The proposed Asia Region Funds Passport (ARFP) scheme has moved a step closer with the release of draft rules and operational arrangements.

The memorandum of understanding (MoU), published last Friday, took into account industry feedback following a consultation paper launched last April.

While there were no substantive changes, what the document offered was a great deal more clarity on the application process and operational details.

Justin Ong, head of asset management practice at consultancy PWC, pointed to one positive inclusion as a proposed “21-day speak-up-or-be-silent rule” designed to streamline fund entry and the notification process.

Under the proposal, a host country is given 21 days to assess the eligibility of a fund for passporting. If it does not respond, each application will be deemed complete.

This would seem to address concerns around the time it takes for funds to launch, which was one of the issues raised in the Asean collective investment scheme (CIS) between Singapore, Malaysia and Thailand, as reported

Fund firms Maybank and Nikko launched passport funds in Singapore last November, yet they have still to be distributed in Malaysia and Thailand.

Ong also pointed to the inclusion of professional indemnity insurance for financial services as another plus point in the ARFP draft. This offers protection to individuals and firms in certain circumstances for negligence claims and legal damages.

The paper had sought feedback on whether professional indemnity insurance should be permitted as a substitute for capital requirements in relation to the size of a company’s assets.

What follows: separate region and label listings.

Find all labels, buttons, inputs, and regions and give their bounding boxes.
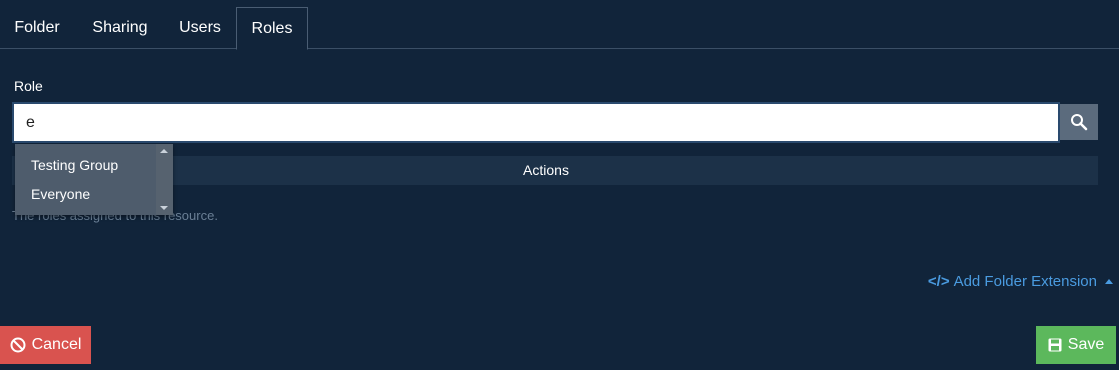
ban-icon [10, 337, 26, 353]
tab-bar: Folder Sharing Users Roles [0, 0, 1119, 50]
caret-up-icon [1105, 279, 1113, 284]
add-folder-extension-link[interactable]: </> Add Folder Extension [928, 273, 1113, 290]
floppy-disk-icon [1048, 338, 1062, 352]
autocomplete-option-testing-group[interactable]: Testing Group [15, 151, 156, 179]
code-icon: </> [927, 273, 950, 290]
scroll-down-arrow-icon[interactable] [160, 206, 168, 210]
scrollbar-thumb[interactable] [156, 144, 173, 215]
role-search-input[interactable] [12, 102, 1060, 143]
tab-roles[interactable]: Roles [236, 7, 308, 50]
role-autocomplete-dropdown: Testing Group Everyone [15, 144, 173, 215]
autocomplete-option-everyone[interactable]: Everyone [15, 180, 156, 208]
autocomplete-list: Testing Group Everyone [15, 144, 156, 215]
scroll-up-arrow-icon[interactable] [160, 149, 168, 153]
role-label: Role [14, 78, 43, 94]
tab-sharing[interactable]: Sharing [76, 7, 164, 49]
search-button[interactable] [1060, 104, 1098, 140]
roles-table-header: Actions [12, 156, 1098, 185]
tab-folder[interactable]: Folder [0, 7, 74, 49]
search-icon [1071, 114, 1088, 131]
add-folder-extension-label: Add Folder Extension [953, 273, 1097, 290]
save-label: Save [1067, 336, 1105, 353]
save-button[interactable]: Save [1036, 326, 1116, 364]
tab-users[interactable]: Users [164, 7, 236, 49]
cancel-button[interactable]: Cancel [0, 326, 91, 364]
autocomplete-scrollbar[interactable] [156, 144, 173, 215]
cancel-label: Cancel [31, 336, 82, 353]
actions-column-header: Actions [523, 162, 569, 178]
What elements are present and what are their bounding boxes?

Initially it had been proposed that firms would be required to maintain at least $1 million, plus 0.1% of AUM in excess of $500 million – up to a maximum of $20 million.

The opinions of industry players were mixed, with some saying it would allow smaller operators to participate, while others feared they would be inadequately capitalised.

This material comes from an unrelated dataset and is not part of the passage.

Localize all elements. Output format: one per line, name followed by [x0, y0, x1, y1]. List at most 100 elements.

The draft MOU has proposed that professional indemnity insurance be allowed as a substitute for only 80% of the additional capital requirement.

The draft MoU also modifies previously proposed restrictions on delegating investment activities. Operators of passport funds will be allowed to delegate investment functions for up to 20% of a fund’s AUM to any entity regulated by an Iosco signatory and subject to a similar regulatory regime.

To delegate more than that the officers of the party being outsourced to must meet minimum experience requirements.

Ong suggested the changes had been positive, giving him confidence that the ARFP scheme can be launched by the third quarter of 2016.

“Participating economies have committed to [ARFP] and so a live fund launch will come quickly, especially as managers in Singapore will already have had experience dealing with cross-border distribution under the Asean CIS, and so can move faster,” said Ong.

The question, he noted, was whether distributors would be ready. “Managers can have funds ready for launch and approval, but if distributors in host economies are not familiar with the rules, it may cause delays or hurdles,” Ong cautioned.

“There is also a question as to whether anti-money laundering rules across all participating economies are broadly aligned, otherwise managers launching products will need to do more to ensure their capital-raising activities in cross-border markets meet their home regulator expectations.”

The four original signatories to the ARFP scheme – Australia, New Zealand, Singapore and South Korea – are all members of the Financial Action Task Force, for example, an intergovernmental body set up to combat money laundering. However, subsequent signatories Thailand and Philippines are not.

Ong suggested that the two other markets that would add significant depth to the ARFP scheme would be Indonesia and Japan. “Clearly having China come to the table would be fantastic, but this would be longer-term,” he added.

ARFP is one of the three cross-border schemes either in operation or pending in Asia. The other two are Hong Kong-China mutual recognition and the Asean CIS.

Public consultation will now take place jointly with government agencies from Korea, New Zealand, Singapore, Thailand and the Philippines

Submissions will be closed on April 10 this year, and the MoU is aimed to be finalised by August. Once members agree to the MoU they will be expected to implement changes to legislation and regulation within a year. Eligible funds would then be able to be passported in those economies.